In a telephone interview, Rubezhansky spoke of growing anger among Sochi residents. Discontent has spread countrywide as Sochi's budget has soared past $50 billion, an Olympic record and more than four times the original estimate.
Russian opposition leader Boris Nemtsov alleges that corruption among government and business leaders has accounted for $25 billion to $30 billion of that total. He calls the Sochi Games "the scam of the century beginning from the choice of venue and finishing with the crooked way it was implemented."
Nemtsov has also raised the specter of a terrorist attack.
In July, Chechen rebel leader Doku Umarov released a video encouraging Islamist militants in the northern Caucasus to target the Olympics. A suicide bus bombing in southern Russia last week heightened security concerns.
"I don't expect much from these Games but shame and humiliation," Nemtsov said.
People who follow the Olympic movement closely do not seem as alarmed by Sochi's struggles.
David Wallechinsky, who co-wrote "The Complete Book of the Winter Olympics," has chronicled decades of turmoil and controversy surrounding the world's grandest sporting event.
"There are always ups and downs beforehand," he said. "This is standard."
Preparations almost never go smoothly because the Olympics are massive, complex and enormously expensive. The winter version can be especially tricky for several reasons.
The events often require disparate sites: A cluster of mountain venues for skiing, snowboarding and sledding, plus a metropolitan complex of arenas for skating, hockey and curling. The vagaries of weather can further complicate matters.
As the late historian John Lucas once said, "Every single Winter Olympics has been fraught with problems."
In terms of weather, experts believe too little snow is preferable to too much.
At the 1998 Nagano Olympics, white-out conditions caused repeated delays in several marquee events. Conversely, when warm weather turned mountainsides into mush in Vancouver four years ago, organizers brought fresh snow from a colder locale.
Sochi has a similar plan, with hundreds of snow-making cannons and large reservoirs storing hundreds of thousands of cubic meters of snowfall from last winter.
"We have had enough time to learn the lessons of previous organizers," Chernyshenko said.

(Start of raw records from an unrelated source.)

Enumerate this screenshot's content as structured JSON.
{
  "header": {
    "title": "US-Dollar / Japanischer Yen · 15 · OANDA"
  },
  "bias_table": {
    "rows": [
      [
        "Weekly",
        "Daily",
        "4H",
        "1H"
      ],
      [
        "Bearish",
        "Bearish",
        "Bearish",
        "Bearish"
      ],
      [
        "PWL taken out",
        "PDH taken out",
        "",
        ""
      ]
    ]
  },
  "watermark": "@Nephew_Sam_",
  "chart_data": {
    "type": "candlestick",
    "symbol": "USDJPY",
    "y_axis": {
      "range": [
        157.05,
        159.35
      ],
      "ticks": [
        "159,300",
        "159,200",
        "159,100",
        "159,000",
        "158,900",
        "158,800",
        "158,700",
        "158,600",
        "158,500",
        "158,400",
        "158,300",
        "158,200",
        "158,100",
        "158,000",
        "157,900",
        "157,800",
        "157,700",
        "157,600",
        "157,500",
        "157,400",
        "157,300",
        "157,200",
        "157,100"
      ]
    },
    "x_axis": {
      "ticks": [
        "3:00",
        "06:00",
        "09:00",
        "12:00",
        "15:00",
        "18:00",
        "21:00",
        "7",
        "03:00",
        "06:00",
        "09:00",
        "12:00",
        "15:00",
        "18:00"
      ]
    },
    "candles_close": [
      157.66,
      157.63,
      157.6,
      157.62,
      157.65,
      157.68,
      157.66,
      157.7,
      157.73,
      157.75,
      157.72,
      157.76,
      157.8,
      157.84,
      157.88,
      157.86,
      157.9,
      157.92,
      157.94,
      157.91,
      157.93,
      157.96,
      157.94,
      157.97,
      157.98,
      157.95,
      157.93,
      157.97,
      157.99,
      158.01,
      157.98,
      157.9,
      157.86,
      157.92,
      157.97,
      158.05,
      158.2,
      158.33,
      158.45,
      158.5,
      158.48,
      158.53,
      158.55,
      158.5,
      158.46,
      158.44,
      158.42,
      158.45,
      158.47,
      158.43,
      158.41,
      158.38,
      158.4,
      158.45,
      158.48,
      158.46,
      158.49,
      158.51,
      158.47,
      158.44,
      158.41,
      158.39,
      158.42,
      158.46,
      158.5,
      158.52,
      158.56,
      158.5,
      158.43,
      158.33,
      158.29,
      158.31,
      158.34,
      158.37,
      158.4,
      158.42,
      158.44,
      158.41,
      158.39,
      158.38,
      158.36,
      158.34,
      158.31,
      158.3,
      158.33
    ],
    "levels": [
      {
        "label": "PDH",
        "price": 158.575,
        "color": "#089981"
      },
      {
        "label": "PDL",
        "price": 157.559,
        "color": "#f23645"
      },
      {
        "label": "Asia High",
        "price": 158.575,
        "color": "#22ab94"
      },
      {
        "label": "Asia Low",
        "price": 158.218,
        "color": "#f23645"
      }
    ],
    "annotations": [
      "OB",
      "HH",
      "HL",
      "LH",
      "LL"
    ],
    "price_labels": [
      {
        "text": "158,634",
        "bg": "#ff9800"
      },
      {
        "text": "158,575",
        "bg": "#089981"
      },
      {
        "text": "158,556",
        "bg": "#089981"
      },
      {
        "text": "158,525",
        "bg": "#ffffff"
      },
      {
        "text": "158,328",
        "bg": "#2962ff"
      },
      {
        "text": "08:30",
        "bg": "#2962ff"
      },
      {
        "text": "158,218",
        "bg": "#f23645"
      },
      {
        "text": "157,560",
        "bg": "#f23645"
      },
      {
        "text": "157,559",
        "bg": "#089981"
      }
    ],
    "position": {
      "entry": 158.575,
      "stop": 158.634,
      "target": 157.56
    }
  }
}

As for concerns about infrastructure and security, Wallechinsky sees political will working in Sochi's favor.
Russian President Vladimir Putin has made these Games a priority. Observers believe he will spend whatever is necessary to help Sochi succeed and keep it safe from terrorism.
"Of course there are some problems to be tackled," the president said in televised remarks from the city this week. "Some things need to be brought to conclusion, but there is confidence that everything will be done properly and in time."
It is doubtful Putin will want the anti-gay law to become an issue at his big show, despite the fact that at least one athlete is planning to wear a rainbow pin and others have vowed to speak out at news conferences.